Po aneksji przez Rosję Krymu w 2014 r. Stany Zjednoczone wystąpiły z inicjatywą zwiększenia obecności w Europie, intensyfikując ćwiczenia w krajach sojuszniczych i rozmieszczając wojska także w tych regionach, gdzie wcześniej nie stacjonowały. W ramach operacji Atlantic Resolve amerykańska pancerna brygadowa grupa bojowa stacjonuje w jednostkach w Żaganiu, Świętoszowie, Skwierzynie i Bolesławcu, zmieniając się co dziewięć miesięcy.
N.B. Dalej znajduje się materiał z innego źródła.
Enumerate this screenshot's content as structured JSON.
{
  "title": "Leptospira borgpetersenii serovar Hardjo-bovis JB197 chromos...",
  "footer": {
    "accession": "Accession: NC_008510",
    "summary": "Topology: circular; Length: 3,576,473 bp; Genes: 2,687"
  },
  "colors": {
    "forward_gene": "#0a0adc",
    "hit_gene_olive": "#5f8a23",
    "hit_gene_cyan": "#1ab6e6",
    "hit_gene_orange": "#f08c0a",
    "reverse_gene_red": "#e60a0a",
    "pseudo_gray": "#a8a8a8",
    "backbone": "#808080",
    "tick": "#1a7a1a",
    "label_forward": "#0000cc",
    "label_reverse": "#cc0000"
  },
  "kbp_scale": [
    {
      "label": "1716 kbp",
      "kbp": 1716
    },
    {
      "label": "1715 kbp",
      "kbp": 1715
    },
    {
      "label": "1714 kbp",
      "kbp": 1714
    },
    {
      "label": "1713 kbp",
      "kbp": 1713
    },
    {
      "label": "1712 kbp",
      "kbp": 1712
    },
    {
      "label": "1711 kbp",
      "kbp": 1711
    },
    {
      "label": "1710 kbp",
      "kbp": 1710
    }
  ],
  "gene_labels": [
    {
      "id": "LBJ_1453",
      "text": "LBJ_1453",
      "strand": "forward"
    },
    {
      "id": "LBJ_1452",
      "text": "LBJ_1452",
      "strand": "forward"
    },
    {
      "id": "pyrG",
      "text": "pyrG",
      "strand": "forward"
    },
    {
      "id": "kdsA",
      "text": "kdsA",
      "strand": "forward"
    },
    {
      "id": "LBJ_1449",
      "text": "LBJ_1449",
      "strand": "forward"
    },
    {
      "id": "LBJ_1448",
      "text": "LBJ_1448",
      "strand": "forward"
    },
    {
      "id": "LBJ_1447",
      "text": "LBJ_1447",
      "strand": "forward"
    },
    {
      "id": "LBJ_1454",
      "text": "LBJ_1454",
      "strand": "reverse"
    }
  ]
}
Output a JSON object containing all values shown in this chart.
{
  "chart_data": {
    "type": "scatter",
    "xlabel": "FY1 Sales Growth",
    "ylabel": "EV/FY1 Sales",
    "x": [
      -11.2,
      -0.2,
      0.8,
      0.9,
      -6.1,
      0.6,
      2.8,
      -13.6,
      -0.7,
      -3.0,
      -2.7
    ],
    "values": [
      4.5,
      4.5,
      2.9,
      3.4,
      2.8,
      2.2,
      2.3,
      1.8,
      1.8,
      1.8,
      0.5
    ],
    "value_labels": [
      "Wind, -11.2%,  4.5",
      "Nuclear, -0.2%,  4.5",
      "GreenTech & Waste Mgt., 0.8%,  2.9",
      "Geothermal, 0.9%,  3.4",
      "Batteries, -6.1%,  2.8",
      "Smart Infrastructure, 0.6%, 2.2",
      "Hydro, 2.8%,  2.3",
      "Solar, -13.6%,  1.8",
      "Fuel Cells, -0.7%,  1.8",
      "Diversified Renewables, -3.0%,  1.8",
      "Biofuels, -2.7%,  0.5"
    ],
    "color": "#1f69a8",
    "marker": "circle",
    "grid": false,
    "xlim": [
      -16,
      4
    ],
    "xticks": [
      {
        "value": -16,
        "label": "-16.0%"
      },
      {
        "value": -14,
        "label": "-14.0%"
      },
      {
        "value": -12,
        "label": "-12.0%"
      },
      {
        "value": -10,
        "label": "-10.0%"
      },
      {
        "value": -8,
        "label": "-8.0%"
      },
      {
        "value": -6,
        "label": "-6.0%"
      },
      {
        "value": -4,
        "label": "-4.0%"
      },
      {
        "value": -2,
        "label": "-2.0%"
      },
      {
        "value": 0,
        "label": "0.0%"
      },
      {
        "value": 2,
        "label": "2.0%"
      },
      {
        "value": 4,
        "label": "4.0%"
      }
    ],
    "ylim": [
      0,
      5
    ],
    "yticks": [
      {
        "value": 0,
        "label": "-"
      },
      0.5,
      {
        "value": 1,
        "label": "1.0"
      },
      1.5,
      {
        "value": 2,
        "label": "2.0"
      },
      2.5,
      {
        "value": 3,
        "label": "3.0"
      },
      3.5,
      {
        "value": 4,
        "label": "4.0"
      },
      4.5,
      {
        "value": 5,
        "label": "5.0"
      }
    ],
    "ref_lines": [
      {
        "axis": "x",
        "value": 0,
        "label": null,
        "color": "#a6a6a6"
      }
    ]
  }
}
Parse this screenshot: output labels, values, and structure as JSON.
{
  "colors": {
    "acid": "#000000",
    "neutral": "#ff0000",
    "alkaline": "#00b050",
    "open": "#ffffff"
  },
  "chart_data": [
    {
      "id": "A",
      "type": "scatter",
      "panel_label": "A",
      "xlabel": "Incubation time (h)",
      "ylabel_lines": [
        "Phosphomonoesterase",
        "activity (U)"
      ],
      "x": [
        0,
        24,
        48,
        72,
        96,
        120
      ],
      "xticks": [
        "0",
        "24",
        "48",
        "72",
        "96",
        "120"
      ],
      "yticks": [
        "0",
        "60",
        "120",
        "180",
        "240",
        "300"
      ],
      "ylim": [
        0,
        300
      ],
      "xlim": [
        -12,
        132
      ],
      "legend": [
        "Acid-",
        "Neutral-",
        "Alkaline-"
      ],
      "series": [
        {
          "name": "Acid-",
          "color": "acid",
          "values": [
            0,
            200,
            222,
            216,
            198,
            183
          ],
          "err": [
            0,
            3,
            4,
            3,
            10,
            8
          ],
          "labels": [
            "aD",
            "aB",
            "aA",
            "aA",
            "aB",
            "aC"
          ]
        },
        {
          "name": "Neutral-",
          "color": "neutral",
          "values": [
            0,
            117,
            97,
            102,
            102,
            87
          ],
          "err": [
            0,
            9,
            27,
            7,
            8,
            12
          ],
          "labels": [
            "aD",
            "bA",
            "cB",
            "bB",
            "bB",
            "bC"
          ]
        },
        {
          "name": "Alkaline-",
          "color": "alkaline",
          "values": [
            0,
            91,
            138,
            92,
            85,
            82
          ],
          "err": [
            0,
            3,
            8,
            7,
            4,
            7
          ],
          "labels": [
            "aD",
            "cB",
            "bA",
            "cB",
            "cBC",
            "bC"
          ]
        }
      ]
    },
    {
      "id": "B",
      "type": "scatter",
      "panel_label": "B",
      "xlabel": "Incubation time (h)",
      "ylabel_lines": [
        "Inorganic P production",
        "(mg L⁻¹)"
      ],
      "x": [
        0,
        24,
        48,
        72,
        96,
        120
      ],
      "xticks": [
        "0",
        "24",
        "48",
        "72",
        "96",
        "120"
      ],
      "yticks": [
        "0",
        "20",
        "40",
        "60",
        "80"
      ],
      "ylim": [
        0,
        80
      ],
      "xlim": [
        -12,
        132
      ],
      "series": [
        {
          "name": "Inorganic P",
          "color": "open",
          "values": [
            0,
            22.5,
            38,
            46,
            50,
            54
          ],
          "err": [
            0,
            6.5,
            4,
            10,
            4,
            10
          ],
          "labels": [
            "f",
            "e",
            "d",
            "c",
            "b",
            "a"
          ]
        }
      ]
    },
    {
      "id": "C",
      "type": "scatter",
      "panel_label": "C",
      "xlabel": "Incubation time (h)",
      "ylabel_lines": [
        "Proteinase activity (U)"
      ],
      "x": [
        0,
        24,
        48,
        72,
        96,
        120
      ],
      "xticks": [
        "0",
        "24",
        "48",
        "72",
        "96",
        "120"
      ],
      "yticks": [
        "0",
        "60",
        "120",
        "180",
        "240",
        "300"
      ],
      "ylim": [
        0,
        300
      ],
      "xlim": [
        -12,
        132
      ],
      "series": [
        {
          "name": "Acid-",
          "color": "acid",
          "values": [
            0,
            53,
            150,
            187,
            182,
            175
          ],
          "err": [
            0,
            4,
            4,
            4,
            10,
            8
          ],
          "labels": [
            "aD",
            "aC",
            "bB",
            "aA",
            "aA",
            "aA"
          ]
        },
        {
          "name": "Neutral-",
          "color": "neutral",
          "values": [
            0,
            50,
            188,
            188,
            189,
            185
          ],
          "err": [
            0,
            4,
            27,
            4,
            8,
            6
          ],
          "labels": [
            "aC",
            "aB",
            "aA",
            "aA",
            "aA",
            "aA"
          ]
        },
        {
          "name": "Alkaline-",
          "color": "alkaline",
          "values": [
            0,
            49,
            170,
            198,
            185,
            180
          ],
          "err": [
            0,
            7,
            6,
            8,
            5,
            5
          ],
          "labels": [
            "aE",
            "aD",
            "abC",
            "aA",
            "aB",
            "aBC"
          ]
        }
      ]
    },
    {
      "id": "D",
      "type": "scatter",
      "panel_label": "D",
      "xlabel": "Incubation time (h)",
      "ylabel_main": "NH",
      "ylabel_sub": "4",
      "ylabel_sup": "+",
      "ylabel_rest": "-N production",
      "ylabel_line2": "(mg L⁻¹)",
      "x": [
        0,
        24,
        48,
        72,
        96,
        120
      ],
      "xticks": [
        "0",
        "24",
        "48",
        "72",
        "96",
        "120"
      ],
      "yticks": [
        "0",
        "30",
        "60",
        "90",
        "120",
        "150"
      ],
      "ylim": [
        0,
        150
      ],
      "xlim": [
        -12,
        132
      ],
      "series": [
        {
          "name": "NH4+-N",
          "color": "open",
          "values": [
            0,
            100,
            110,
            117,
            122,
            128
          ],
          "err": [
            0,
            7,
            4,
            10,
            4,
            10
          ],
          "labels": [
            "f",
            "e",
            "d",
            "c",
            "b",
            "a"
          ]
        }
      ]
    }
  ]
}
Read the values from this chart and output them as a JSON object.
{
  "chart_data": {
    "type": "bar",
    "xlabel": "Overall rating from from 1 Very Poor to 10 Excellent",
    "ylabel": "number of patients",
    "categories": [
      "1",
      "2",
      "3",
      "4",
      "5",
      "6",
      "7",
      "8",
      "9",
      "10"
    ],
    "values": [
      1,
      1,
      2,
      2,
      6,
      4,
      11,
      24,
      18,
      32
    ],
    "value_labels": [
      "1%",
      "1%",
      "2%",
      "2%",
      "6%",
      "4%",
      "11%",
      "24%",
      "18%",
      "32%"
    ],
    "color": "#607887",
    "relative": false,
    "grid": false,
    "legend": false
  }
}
Amerykanie są także państwem ramowym - dowodzą i kontrybuują większość sił - wielonarodowej batalionowej grupy bojowej NATO w Orzyszu, jednej z czterech rozmieszczonych przez Sojusz jako siły wysuniętej wzmocnionej obecności (eFP) w Polsce i krajach bałtyckich. Polska wydzieliła siły do batalionu na Łotwie i do wzmacniających południową część wschodniej flanki sił dopasowanej wysuniętej obecności (tFP) w Rumunii.
Prezydent rozmawiał we wtorek z sekretarzem generalnym NATO również o Ukrainie. - Nie tylko wspieramy Ukrainę na wszelkich forach międzynarodowych, ale także jesteśmy gotowi ją wspierać nadal. Liczymy na to, że w końcu odzyska te terytoria, które de facto utraciła, bo są okupowane przez Rosję. Chcielibyśmy, aby prawo międzynarodowe było na powrót przestrzegane i aby nie zmieniano na siłę granic w Europie - oświadczył.
Stoltenberg dziękował za wsparcie, jakiego Polska udziela temu państwu. Zaznaczył, że Polska jest mocno zaangażowana w NATO, a Sojusz Północnoatlantycki jest mocno zaangażowany w bezpieczeństwo Polski.